La daridja : entre pluralité et singularité
La question linguistique, en Algérie, demeure inextricablement résolue, ayant suscité et suscite encore des débats intarissables et féconds entre les sociolinguistes et les didacticiens des langues. Les textes abordant la daridja sont pléthoriques et les études sont extrêmement foisonnantes, notamment celles portant sur son status et son corpus. En effet, elle est dénommée la daridja, le maghribi, l’arabe algérien, la langue maternelle ou les langues algériennes, terme réduisant la diversité linguistique « langues » à l’unicité nationale « algériennes », etc. Cette pléthore hétéro-nomique occasionne ipso facto un hiatus patent entre les chercheurs de différentes disciplines, voire de la même discipline, dans la mesure où cette langue est revue différemment sous un prisme épistémique : linguistique, politique, sociologique, didactique…
Cette substitution terminologique conjuguée, évoquée supra, pourrait biaiser les données récoltées par l’enquêteur, car, par évidence, les mots ne sont pas essentiellement innocents ou usuellement décents ; à titre illustratif évoquer le mot « daridja », c’est éveiller tout un faisceau de « dénominorisation » chez le locuteur enquêté, contrairement au syntagme de « langue maternelle » qui pourrait inscrire l’enquêté dans un processus de biologisation linguistique et d’alliance familiale et familière, ce qui y accorde souvent des « représentations positives »
Quant au versant contextuel, parler de la daridja au singulier, c’est faire abstraction d’une pluralité de variantes et de variétés co-présentes qui sont souvent stigmatisées, voire scotomisées, inscrites dans des poches géolinguistiques différentes. Cette singularisation dénominative colportée charrie une illusion linguistique archétypale instrumentalisée fondée sur la dichotomie unificatrice de nation/langue façonnant continûment l’identité des locuteurs.
Toutefois, l’articulation de langue(s)/sujet(s) parlant(s) devrait se substituer à la circonscription idéologisée de langue/peuple, étant donné qu’au sein de cette habitus linguistique, au sens bourdieusien, que se creuse la voie et se forge la voix de l’homo-sapiens.

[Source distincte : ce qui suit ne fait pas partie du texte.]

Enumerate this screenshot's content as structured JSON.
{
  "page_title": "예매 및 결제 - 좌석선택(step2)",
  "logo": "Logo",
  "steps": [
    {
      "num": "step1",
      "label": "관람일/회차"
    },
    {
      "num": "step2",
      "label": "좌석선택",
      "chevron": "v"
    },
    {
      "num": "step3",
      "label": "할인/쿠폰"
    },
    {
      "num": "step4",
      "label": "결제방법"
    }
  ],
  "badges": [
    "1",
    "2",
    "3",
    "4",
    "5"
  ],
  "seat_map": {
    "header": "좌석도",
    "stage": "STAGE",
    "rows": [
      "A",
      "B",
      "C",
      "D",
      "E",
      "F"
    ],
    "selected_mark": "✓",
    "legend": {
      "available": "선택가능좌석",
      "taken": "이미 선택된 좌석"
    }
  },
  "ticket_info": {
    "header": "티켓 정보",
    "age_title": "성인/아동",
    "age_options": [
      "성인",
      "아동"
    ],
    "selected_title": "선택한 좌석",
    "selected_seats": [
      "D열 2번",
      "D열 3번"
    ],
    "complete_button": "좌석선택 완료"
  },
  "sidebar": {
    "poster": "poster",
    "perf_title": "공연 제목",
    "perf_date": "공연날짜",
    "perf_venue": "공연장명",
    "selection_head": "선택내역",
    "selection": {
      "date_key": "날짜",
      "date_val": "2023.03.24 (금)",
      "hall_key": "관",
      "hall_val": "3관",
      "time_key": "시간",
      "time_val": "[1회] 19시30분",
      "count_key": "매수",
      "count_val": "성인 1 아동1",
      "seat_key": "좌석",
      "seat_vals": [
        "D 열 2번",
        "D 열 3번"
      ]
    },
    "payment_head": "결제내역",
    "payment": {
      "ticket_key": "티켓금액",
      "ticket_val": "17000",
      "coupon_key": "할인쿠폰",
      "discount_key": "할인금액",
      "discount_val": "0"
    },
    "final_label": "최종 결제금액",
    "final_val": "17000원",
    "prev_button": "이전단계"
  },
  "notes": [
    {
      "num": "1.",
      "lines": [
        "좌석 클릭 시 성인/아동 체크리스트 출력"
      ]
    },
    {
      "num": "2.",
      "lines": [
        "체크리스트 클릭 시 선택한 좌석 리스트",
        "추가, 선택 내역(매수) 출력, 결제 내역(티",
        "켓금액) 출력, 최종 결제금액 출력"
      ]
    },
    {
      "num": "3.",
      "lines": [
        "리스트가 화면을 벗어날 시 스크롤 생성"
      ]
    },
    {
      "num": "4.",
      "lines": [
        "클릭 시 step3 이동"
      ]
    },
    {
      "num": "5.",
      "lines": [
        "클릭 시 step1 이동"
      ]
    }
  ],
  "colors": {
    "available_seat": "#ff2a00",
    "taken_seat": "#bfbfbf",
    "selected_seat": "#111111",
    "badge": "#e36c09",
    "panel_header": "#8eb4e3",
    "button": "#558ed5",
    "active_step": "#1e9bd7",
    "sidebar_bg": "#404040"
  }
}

En définitive, la discrépance textuelle et contextuelle extirpe la véritable identité de l’individu et biaise son identification en désignant le « moi » comme un autre, sa parole comme celle de l’autre et son espace intime comme un prolongement de l’espace public, du fait que les cloisons entre l’univers intra et extra-muros sont réduites par cette langue uniformisée ou dite sacrée : l’arabe classique ou académique. A cette lecture s’ajoute la question des représentations sur cette langue qui instrumentalise les réponses obtenues en les canalisant en fonction des attentes et des objectifs attendus, comme les questionnaires distribués convoquant souvent des réponses émanant de la « réflexivité » et non de la « spontanéité » du discours ou comme les questions : évaluer l’impact de…, envisager les retombées de… ou comprendre comment… qui relèvent plus de l’ordre subjectif- en se référant à une méthode qualitative- que scientifique qui est fondé sur des données rigoureuses chiffrées et des enquêtes longitudinales, telle que la méthode quantitative sur laquelle s’appuie le sociolinguiste W. Labov (1966) pour mener une étude sur la variation de [r] rétroflexe dans les grands magasins de New York (Saks Fifth Avenue, Macy’s et Klein) afin de fournir une preuve sur la stratification de l’anglais, classe supérieure, moyenne et inférieure, dans cette mégapole pour démonter l’insécurité linguistique chez les locuteurs ; en d’autres termes, plus on grimpe dans la hiérarchie sociale, plus le [r] rétroflexe se maintient et inversement.
Youcef BACHA, jeune chercheur en didactique des langues, en linguistique et en littérature française. Attaché au laboratoire de Didactique de la Langue et des Textes, Université de Ali Lounici-Blida 2 (Algérie).